Wednesday, June 20, 2018

Take a likin' to a lichen

One of the types of organisms that can survive well in the harsh Arctic climate is lichen. There is quite a lot of it growing all around, on rocks, trees, and just about anything sitting still. A lot of the students on the program have enjoyed inspecting the lichen close up. Ezra and Manny chose to study it for their independent project.

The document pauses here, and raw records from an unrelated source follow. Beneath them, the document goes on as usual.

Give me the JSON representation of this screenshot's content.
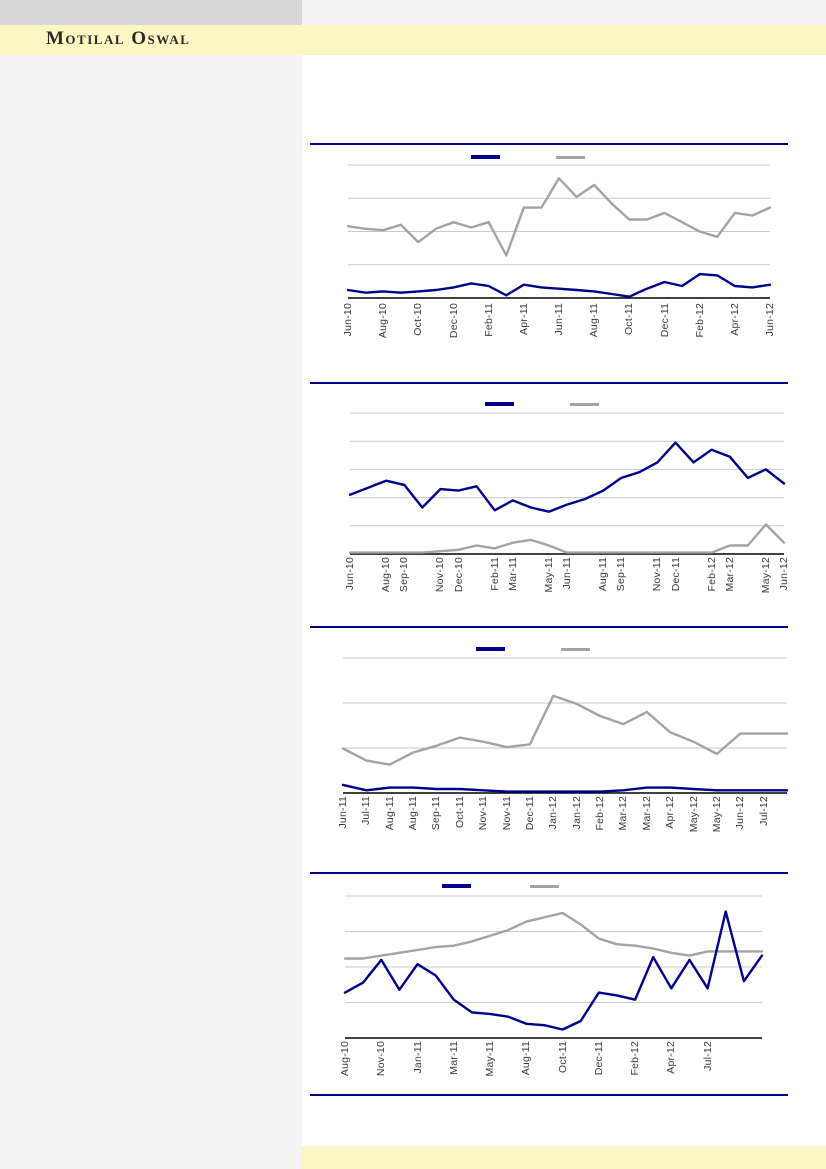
{
  "header": {
    "logo_text": "Motilal Oswal"
  },
  "colors": {
    "navy": "#00008B",
    "gray": "#A3A3A3",
    "banner_yellow": "#FCF5C4",
    "top_bar_gray": "#D8D8D8",
    "left_panel_gray": "#F4F4F4",
    "gridline": "#C9C9C9",
    "axis": "#000000",
    "tick_text": "#3A3A3A"
  },
  "chart_data": [
    {
      "type": "line",
      "title": "",
      "xlabel": "",
      "ylabel": "",
      "grid": true,
      "ylim": [
        0,
        100
      ],
      "y_tick_labels_visible": false,
      "legend": {
        "position": "top",
        "labels_visible": false,
        "swatches": [
          "navy",
          "gray"
        ]
      },
      "categories": [
        "Jun-10",
        "Aug-10",
        "Oct-10",
        "Dec-10",
        "Feb-11",
        "Apr-11",
        "Jun-11",
        "Aug-11",
        "Oct-11",
        "Dec-11",
        "Feb-12",
        "Apr-12",
        "Jun-12"
      ],
      "series": [
        {
          "name": "gray-series",
          "color": "#A3A3A3",
          "values": [
            54,
            52,
            51,
            55,
            42,
            52,
            57,
            53,
            57,
            32,
            68,
            68,
            90,
            76,
            85,
            71,
            59,
            59,
            64,
            57,
            50,
            46,
            64,
            62,
            68
          ]
        },
        {
          "name": "navy-series",
          "color": "#00008B",
          "values": [
            6,
            4,
            5,
            4,
            5,
            6,
            8,
            11,
            9,
            2,
            10,
            8,
            7,
            6,
            5,
            3,
            1,
            7,
            12,
            9,
            18,
            17,
            9,
            8,
            10
          ]
        }
      ]
    },
    {
      "type": "line",
      "title": "",
      "xlabel": "",
      "ylabel": "",
      "grid": true,
      "ylim": [
        0,
        100
      ],
      "y_tick_labels_visible": false,
      "legend": {
        "position": "top",
        "labels_visible": false,
        "swatches": [
          "navy",
          "gray"
        ]
      },
      "categories": [
        "Jun-10",
        "Aug-10",
        "Sep-10",
        "Nov-10",
        "Dec-10",
        "Feb-11",
        "Mar-11",
        "May-11",
        "Jun-11",
        "Aug-11",
        "Sep-11",
        "Nov-11",
        "Dec-11",
        "Feb-12",
        "Mar-12",
        "May-12",
        "Jun-12"
      ],
      "series": [
        {
          "name": "gray-series",
          "color": "#A3A3A3",
          "values": [
            1,
            1,
            1,
            1,
            1,
            2,
            3,
            6,
            4,
            8,
            10,
            6,
            1,
            1,
            1,
            1,
            1,
            1,
            1,
            1,
            1,
            6,
            6,
            21,
            8
          ]
        },
        {
          "name": "navy-series",
          "color": "#00008B",
          "values": [
            42,
            47,
            52,
            49,
            33,
            46,
            45,
            48,
            31,
            38,
            33,
            30,
            35,
            39,
            45,
            54,
            58,
            65,
            79,
            65,
            74,
            69,
            54,
            60,
            50
          ]
        }
      ]
    },
    {
      "type": "line",
      "title": "",
      "xlabel": "",
      "ylabel": "",
      "grid": true,
      "ylim": [
        0,
        100
      ],
      "y_tick_labels_visible": false,
      "legend": {
        "position": "top",
        "labels_visible": false,
        "swatches": [
          "navy",
          "gray"
        ]
      },
      "categories": [
        "Jun-11",
        "Jul-11",
        "Aug-11",
        "Aug-11",
        "Sep-11",
        "Oct-11",
        "Nov-11",
        "Nov-11",
        "Dec-11",
        "Jan-12",
        "Jan-12",
        "Feb-12",
        "Mar-12",
        "Mar-12",
        "Apr-12",
        "May-12",
        "May-12",
        "Jun-12",
        "Jul-12"
      ],
      "series": [
        {
          "name": "gray-series",
          "color": "#A3A3A3",
          "values": [
            33,
            24,
            21,
            30,
            35,
            41,
            38,
            34,
            36,
            72,
            66,
            57,
            51,
            60,
            45,
            38,
            29,
            44,
            44,
            44
          ]
        },
        {
          "name": "navy-series",
          "color": "#00008B",
          "values": [
            6,
            2,
            4,
            4,
            3,
            3,
            2,
            1,
            1,
            1,
            1,
            1,
            2,
            4,
            4,
            3,
            2,
            2,
            2,
            2
          ]
        }
      ]
    },
    {
      "type": "line",
      "title": "",
      "xlabel": "",
      "ylabel": "",
      "grid": true,
      "ylim": [
        0,
        100
      ],
      "y_tick_labels_visible": false,
      "legend": {
        "position": "top",
        "labels_visible": false,
        "swatches": [
          "navy",
          "gray"
        ]
      },
      "categories": [
        "Aug-10",
        "Nov-10",
        "Jan-11",
        "Mar-11",
        "May-11",
        "Aug-11",
        "Oct-11",
        "Dec-11",
        "Feb-12",
        "Apr-12",
        "Jul-12"
      ],
      "series": [
        {
          "name": "gray-series",
          "color": "#A3A3A3",
          "values": [
            56,
            56,
            58,
            60,
            62,
            64,
            65,
            68,
            72,
            76,
            82,
            85,
            88,
            80,
            70,
            66,
            65,
            63,
            60,
            58,
            61,
            61,
            61,
            61
          ]
        },
        {
          "name": "navy-series",
          "color": "#00008B",
          "values": [
            32,
            39,
            55,
            34,
            52,
            44,
            27,
            18,
            17,
            15,
            10,
            9,
            6,
            12,
            32,
            30,
            27,
            57,
            35,
            55,
            35,
            89,
            40,
            58
          ]
        }
      ]
    }
  ]
}
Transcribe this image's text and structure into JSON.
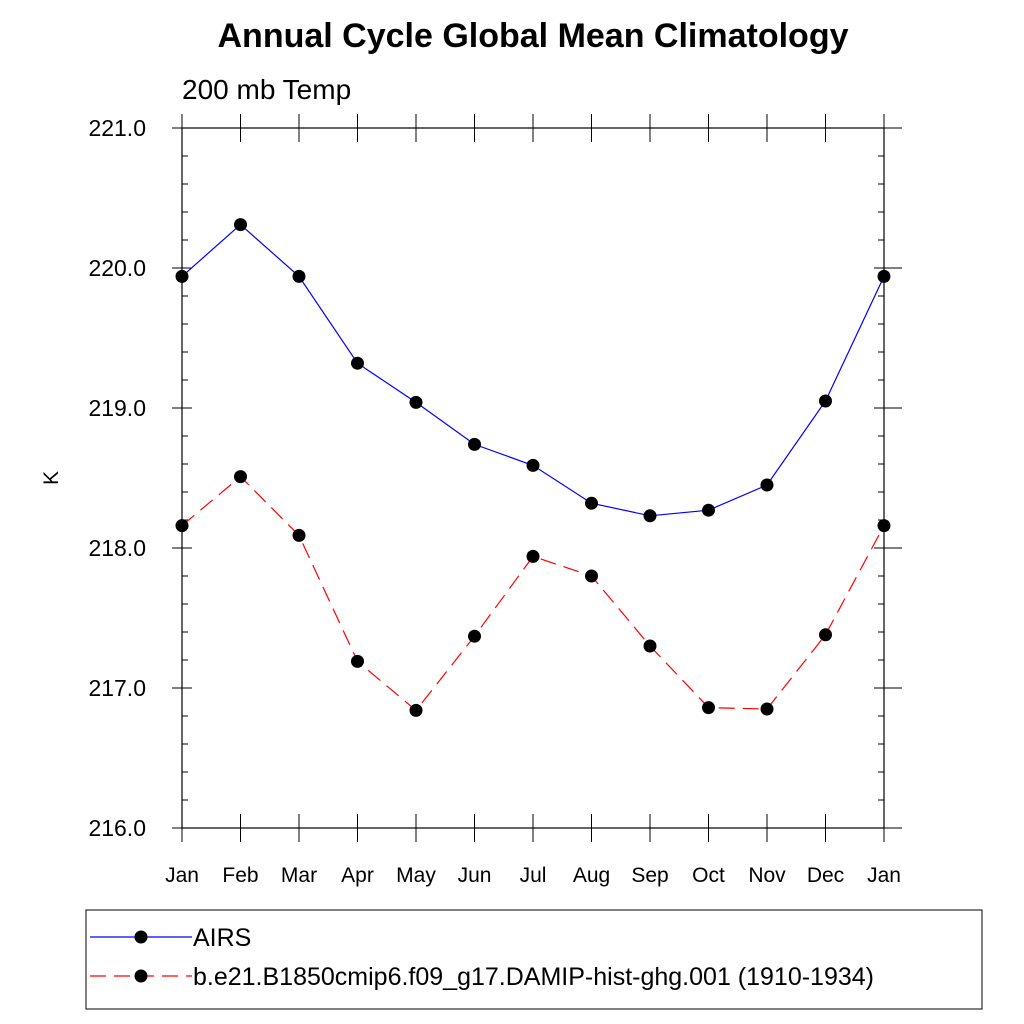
{
  "chart_data": {
    "type": "line",
    "title": "Annual Cycle Global Mean Climatology",
    "subtitle": "200 mb Temp",
    "xlabel": "",
    "ylabel": "K",
    "categories": [
      "Jan",
      "Feb",
      "Mar",
      "Apr",
      "May",
      "Jun",
      "Jul",
      "Aug",
      "Sep",
      "Oct",
      "Nov",
      "Dec",
      "Jan"
    ],
    "ylim": [
      216.0,
      221.0
    ],
    "yticks": [
      "216.0",
      "217.0",
      "218.0",
      "219.0",
      "220.0",
      "221.0"
    ],
    "grid": false,
    "legend_position": "bottom",
    "series": [
      {
        "name": "AIRS",
        "color": "#0000ff",
        "dash": "solid",
        "values": [
          219.94,
          220.31,
          219.94,
          219.32,
          219.04,
          218.74,
          218.59,
          218.32,
          218.23,
          218.27,
          218.45,
          219.05,
          219.94
        ]
      },
      {
        "name": "b.e21.B1850cmip6.f09_g17.DAMIP-hist-ghg.001 (1910-1934)",
        "color": "#ff0000",
        "dash": "dashed",
        "values": [
          218.16,
          218.51,
          218.09,
          217.19,
          216.84,
          217.37,
          217.94,
          217.8,
          217.3,
          216.86,
          216.85,
          217.38,
          218.16
        ]
      }
    ]
  }
}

Manny and Ezra measured the abundance and diversity of lichen growing on different sizes of rocks as you go up in elevation on Saana. They want to know how the climate difference with elevation influences lichen communities, but also whether the size of their habitat changes how elevation influences the communities. They hiked up the trail at Saana, and stopped at regular intervals to investigate the lichen on rocks. At each point, they randomly chose 3 small, medium, and large rocks.
Manny measuring the size category of a lichen-covered rock.
Ezra and Manny photographed the community growing on the rock within a 25 cm x 25 cm grid. Back at the station, they are using the images to measure the percent of the area covered by different types of lichen. It is very difficult to identify many lichens to species, often requiring molecular sequencing of the DNA, which is not possible in our short stay. So they are categorizing them by color and growth form to estimate diversity.
Ezra photographing the lichen community inside the grid.
They have completed their field work, with 10 intervals over the elevation photographed. They have a looooot of photos to sort through and count before they can determine how the communities change with elevation, and whether the size of their habitat surface matters over elevation.

When their results are complete, they plan to communicate the diversity of these communities through an art installation, where they will create a room-sized replica of Saana, with rocks and water and lichen, so that the viewer can see, hear, and feel like they are standing there with us in the Arctic, learning about the lichen and their habitat.